A Tool's Value Is In Its Use
No doubt about it, the Internet is a fabulous tool for sharing information. Just being able to send and receive workpiece geometry files as attachments to e-mail messages saves lots of time and avoids critical misunderstandings, for example.
No doubt about it, the Internet is a fabulous tool for sharing information. Just being able to send and receive workpiece geometry files as attachments to e-mail messages saves lots of time and avoids critical misunderstandings, for example. That's scratching the surface of how the Internet will facilitate business-to-business transactions.
But a tool is a tool—an instrument to do work. What counts in the long run is the work, getting things done, getting things made. That's why a lasting preoccupation with information technology may not be best for the American economy in the years ahead, if it means a diminished emphasis on "hard" industries such as manufacturing. The countries that are best equipped to generate wealth through advanced manufacturing (using the latest information technology as a vital tool, of course) are likely to have an advantage over countries that neglect this priority.

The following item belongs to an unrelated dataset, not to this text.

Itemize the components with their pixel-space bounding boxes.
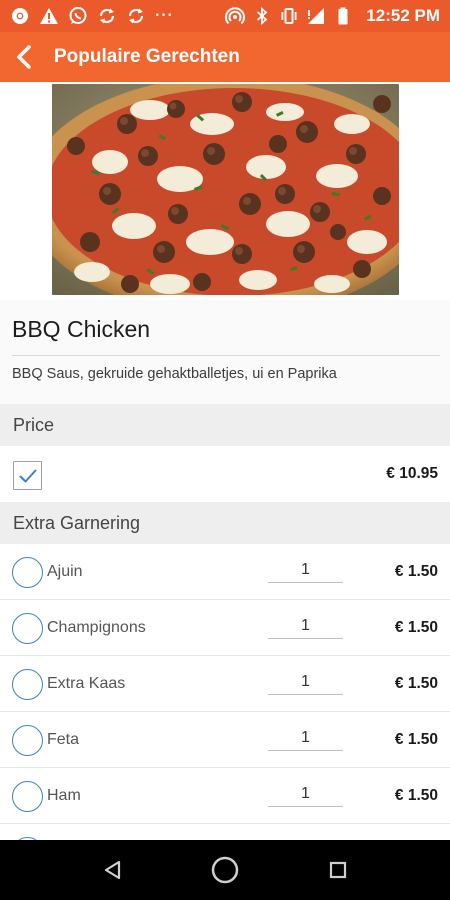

Manufactured goods, especially the high tech variety, are highly exportable, whereas the international appeal of information products may be limited by language or cultural differences. National economies that support a strong manufacturing sector will create more jobs and have jobs for workers of a wider range in skill and knowledge levels. Currently, the United States enjoys this advantage. Its manufacturing sector has undergone a resurgence in the last ten years—largely because it implemented information tools to enhance productivity so well in its factories.

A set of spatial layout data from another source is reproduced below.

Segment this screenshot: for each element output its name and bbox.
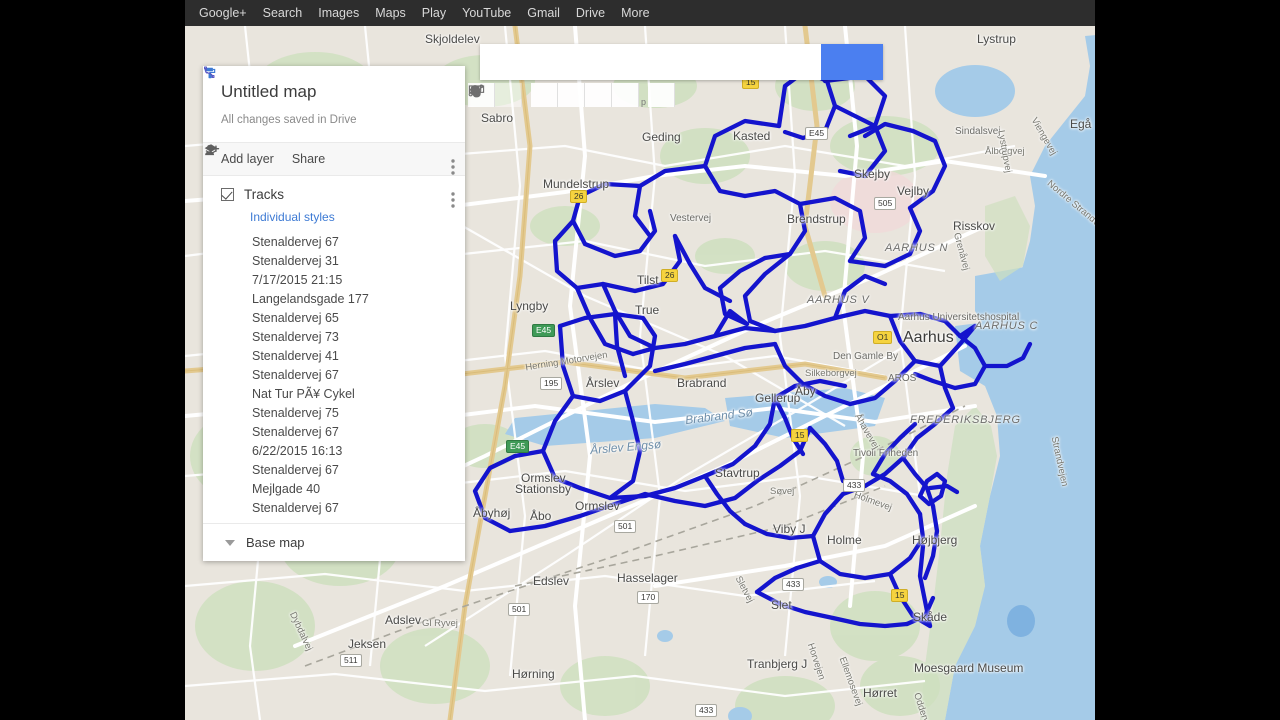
track-list: Stenaldervej 67 Stenaldervej 31 7/17/2015 …	[203, 66, 465, 523]
track-name: Mejlgade 40	[252, 481, 321, 496]
individual-styles-row[interactable]: Individual styles	[203, 67, 465, 232]
track-item[interactable]: 7/17/2015 21:15	[203, 66, 465, 289]
redo-button[interactable]	[470, 83, 522, 107]
google-nav-item-more[interactable]: More	[613, 0, 657, 26]
track-item[interactable]: Stenaldervej 67	[203, 66, 465, 479]
track-item[interactable]: Stenaldervej 31	[203, 66, 465, 270]
map-search-bar[interactable]	[480, 44, 883, 80]
add-marker-button[interactable]	[470, 83, 585, 107]
layer-section: Tracks Individual styles Stenaldervej 67…	[203, 66, 465, 523]
base-map-row[interactable]: Base map	[203, 523, 465, 561]
share-button[interactable]: Share	[205, 144, 326, 166]
track-name: Stenaldervej 65	[252, 310, 339, 325]
search-icon	[482, 46, 497, 61]
google-nav-item-gmail[interactable]: Gmail	[519, 0, 568, 26]
track-item[interactable]: Stenaldervej 67	[203, 66, 465, 441]
map-layers-panel: Untitled map All changes saved in Drive …	[203, 66, 465, 561]
track-item[interactable]: Nat Tur PÃ¥ Cykel	[203, 66, 465, 403]
map-canvas[interactable]: Aarhus Skjoldelev Lystrup Sabro Geding Kasted…	[185, 26, 1095, 720]
track-item[interactable]: Stenaldervej 75	[203, 66, 465, 422]
google-nav-item-search[interactable]: Search	[255, 0, 311, 26]
kebab-icon	[451, 159, 455, 175]
chevron-down-icon	[225, 539, 235, 546]
browser-content: Google+ Search Images Maps Play YouTube Gmail D…	[185, 0, 1095, 720]
layer-visibility-checkbox[interactable]	[221, 188, 234, 201]
track-name: Stenaldervej 67	[252, 234, 339, 249]
track-item[interactable]: Stenaldervej 67	[203, 66, 465, 251]
track-line-icon	[204, 66, 215, 78]
track-name: 7/17/2015 21:15	[252, 272, 343, 287]
track-item[interactable]: Stenaldervej 67	[203, 66, 465, 517]
track-item[interactable]: Stenaldervej 73	[203, 66, 465, 346]
track-item[interactable]: Stenaldervej 41	[203, 66, 465, 365]
google-nav-item-drive[interactable]: Drive	[568, 0, 613, 26]
track-name: 6/22/2015 16:13	[252, 443, 343, 458]
search-button[interactable]	[482, 44, 883, 80]
track-name: Stenaldervej 67	[252, 500, 339, 515]
draw-line-button[interactable]	[468, 83, 612, 107]
measure-distance-button[interactable]	[468, 83, 676, 107]
google-nav-item-google-[interactable]: Google+	[191, 0, 255, 26]
pan-tool-button[interactable]	[471, 83, 558, 107]
toolbar-mini-label: p	[641, 97, 647, 107]
search-input[interactable]	[480, 44, 821, 80]
track-item[interactable]: Stenaldervej 67	[203, 66, 465, 384]
panel-actions-row: Add layer Share	[203, 142, 465, 175]
map-title[interactable]: Untitled map	[221, 82, 447, 102]
layer-name[interactable]: Tracks	[244, 187, 284, 202]
track-name: Stenaldervej 75	[252, 405, 339, 420]
panel-header: Untitled map All changes saved in Drive	[203, 66, 465, 142]
google-top-nav: Google+ Search Images Maps Play YouTube Gmail D…	[185, 0, 1095, 26]
google-nav-item-play[interactable]: Play	[414, 0, 454, 26]
track-item[interactable]: 6/22/2015 16:13	[203, 66, 465, 460]
track-item[interactable]: Mejlgade 40	[203, 66, 465, 498]
track-name: Stenaldervej 67	[252, 424, 339, 439]
add-layer-button[interactable]: Add layer	[204, 144, 274, 166]
screenshot-root: Google+ Search Images Maps Play YouTube Gmail D…	[0, 0, 1280, 720]
google-nav-item-maps[interactable]: Maps	[367, 0, 414, 26]
google-nav-item-youtube[interactable]: YouTube	[454, 0, 519, 26]
save-status: All changes saved in Drive	[221, 114, 357, 126]
individual-styles-label: Individual styles	[250, 210, 335, 224]
add-layer-label: Add layer	[221, 152, 274, 166]
track-item[interactable]: Langelandsgade 177	[203, 66, 465, 308]
base-map-label: Base map	[246, 535, 305, 550]
kebab-icon	[451, 192, 455, 208]
ruler-icon	[468, 85, 485, 93]
google-nav-item-images[interactable]: Images	[310, 0, 367, 26]
track-name: Stenaldervej 31	[252, 253, 339, 268]
track-name: Stenaldervej 67	[252, 367, 339, 382]
track-name: Langelandsgade 177	[252, 291, 369, 306]
share-label: Share	[291, 152, 326, 166]
map-edit-toolbar[interactable]: p	[468, 83, 676, 107]
track-name: Stenaldervej 73	[252, 329, 339, 344]
track-name: Stenaldervej 41	[252, 348, 339, 363]
person-add-icon	[205, 144, 220, 156]
track-item[interactable]: Stenaldervej 65	[203, 66, 465, 327]
layer-header-row: Tracks	[203, 176, 465, 208]
track-name: Nat Tur PÃ¥ Cykel	[252, 386, 355, 401]
directions-button[interactable]	[471, 83, 639, 107]
track-name: Stenaldervej 67	[252, 462, 339, 477]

And that's the point. This is not the time to "deindustrialize" and move to a service economy based on information technology. We must maintain our leadership in both "soft" and "hard" sectors of the economy by staying ahead in the development of information tools such as the Internet as well as by staying ahead in the implementation of these tools in manufacturing.

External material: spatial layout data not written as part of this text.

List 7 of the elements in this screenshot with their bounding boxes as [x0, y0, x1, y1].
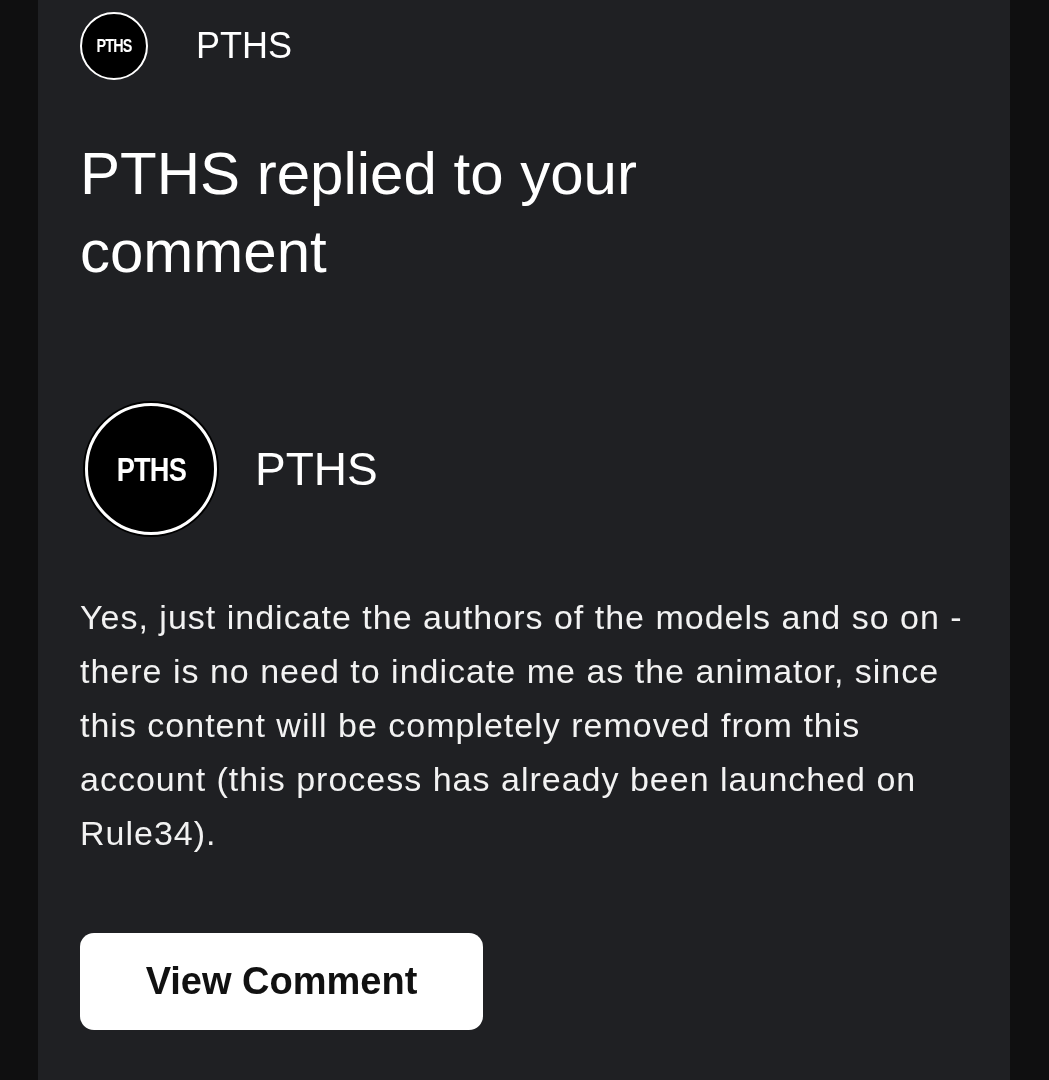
notification-title: PTHS replied to your comment	[80, 139, 638, 287]
logo: PTHS	[80, 12, 148, 80]
sender-name: PTHS	[196, 25, 292, 67]
author-name: PTHS	[255, 442, 378, 496]
comment-text: Yes, just indicate the authors of the models and so on - there is no need to indicate me as the animator, since this content will be completely removed from this account (this process has already been launched on Rule34).	[80, 597, 964, 854]
view-comment-button[interactable]: View Comment	[80, 933, 483, 1030]
avatar: PTHS	[85, 403, 217, 535]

Of course, we've all heard about those Internet companies starting up on a shoestring, going public with a stock offering that quadruples in value after the first day of trading, and winding up with a market capitalization exceeding some blue chip corporations.
Ironically, it turns out that many Internet companies have yet to turn a profit. Meanwhile, manufacturing, the business of making money by making things, stands to gain tremendously from the new information-sharing tools emerging on the Internet. Investors and policy makers should take note.